Fragrant Red Lentil and Rainbow Chard Soup Recipe

Fragrant Red Lentil and Rainbow Chard Soup Recipe

  • 2 cups dry red lentils
  • 1 tablespoon olive oil, or to taste
  • 3 tablespoons vegetable bouillon (such as Better Than Bouillon®)
  • 2 white onions, minced
  • 1/2 bulb garlic, minced
  • 1 teaspoon ground coriander
  • 1 teaspoon ground cumin
  • 1 teaspoon ground turmeric
  • 1 teaspoon curry powder
  • 2 (32 fluid ounce) containers vegetable broth
  • 1 bunch Swiss chard
  1. Soak lentils in a bowl with water to cover for 15 minutes.

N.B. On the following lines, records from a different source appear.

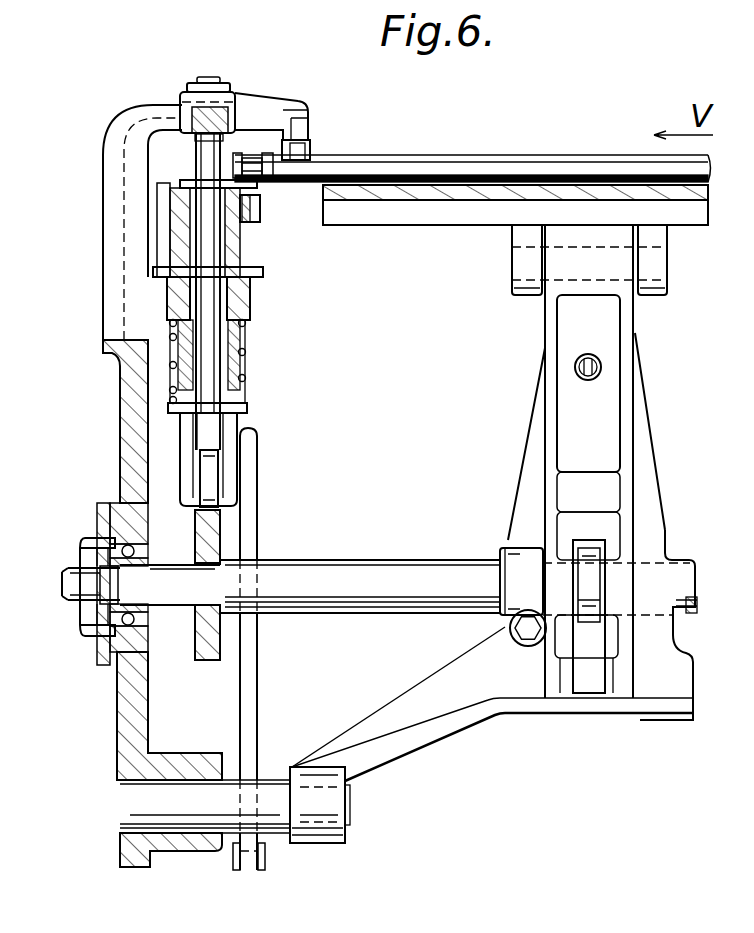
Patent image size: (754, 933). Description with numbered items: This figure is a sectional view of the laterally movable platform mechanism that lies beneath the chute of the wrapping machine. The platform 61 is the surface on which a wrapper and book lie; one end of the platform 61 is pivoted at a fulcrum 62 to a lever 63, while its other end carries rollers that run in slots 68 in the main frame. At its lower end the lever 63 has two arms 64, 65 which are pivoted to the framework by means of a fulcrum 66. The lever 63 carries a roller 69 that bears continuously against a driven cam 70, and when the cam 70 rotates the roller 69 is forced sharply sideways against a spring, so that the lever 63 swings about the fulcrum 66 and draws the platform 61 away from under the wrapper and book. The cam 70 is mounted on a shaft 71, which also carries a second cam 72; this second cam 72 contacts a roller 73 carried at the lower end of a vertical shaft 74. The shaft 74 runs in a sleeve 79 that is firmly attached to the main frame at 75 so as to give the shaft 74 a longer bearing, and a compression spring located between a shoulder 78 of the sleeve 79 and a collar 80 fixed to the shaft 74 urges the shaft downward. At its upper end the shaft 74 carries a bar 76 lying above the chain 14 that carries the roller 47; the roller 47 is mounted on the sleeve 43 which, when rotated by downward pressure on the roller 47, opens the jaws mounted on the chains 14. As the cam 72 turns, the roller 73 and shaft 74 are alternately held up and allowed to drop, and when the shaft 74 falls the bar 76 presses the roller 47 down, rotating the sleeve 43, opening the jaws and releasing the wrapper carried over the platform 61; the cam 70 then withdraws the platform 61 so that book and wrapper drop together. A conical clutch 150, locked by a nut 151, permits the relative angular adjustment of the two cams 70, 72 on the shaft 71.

The chains 14 is at (252, 158).
The sleeve 43 is at (400, 165).
The roller 47 is at (298, 150).
The platform 61 is at (512, 190).
The fulcrum 62 is at (512, 257).
The lever 63 is at (642, 425).
The arm 64 is at (425, 697).
The arm 65 is at (672, 673).
The fulcrum 66 is at (210, 822).
The slots 68 is at (250, 258).
The roller 69 is at (580, 553).
The cam 70 is at (590, 683).
The shaft 71 is at (345, 568).
The second cam 72 is at (220, 657).
The roller 73 is at (217, 473).
The shaft 74 is at (215, 340).
The main frame attachment 75 is at (165, 212).
The bar 76 is at (291, 122).
The shoulder 78 is at (245, 323).
The sleeve 79 is at (248, 290).
The collar 80 is at (243, 405).
The conical clutch 150 is at (173, 610).
The nut 151 is at (82, 603).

  2. Heat olive oil and bouillon in a stockpot over medium heat. Add onions; cook and stir until translucent, about 5 minutes. Stir garlic, coriander, cumin, turmeric, and curry powder into onion mixture. Cook and stir until onion is tender and browned, adding a few spoonfuls of vegetable broth if needed to prevent burning, about 10 minutes more.
  3. Drain lentils and stir into onion mixture with remaining broth; bring soup to a boil. Cover stockpot, reduce heat, and simmer until lentils are soft, 30 to 45 minutes.
  4. Trim chard leaves, stack together, and cut into 3/4-inch strips. Stir chard into soup and cook until softened, about 10 minutes more.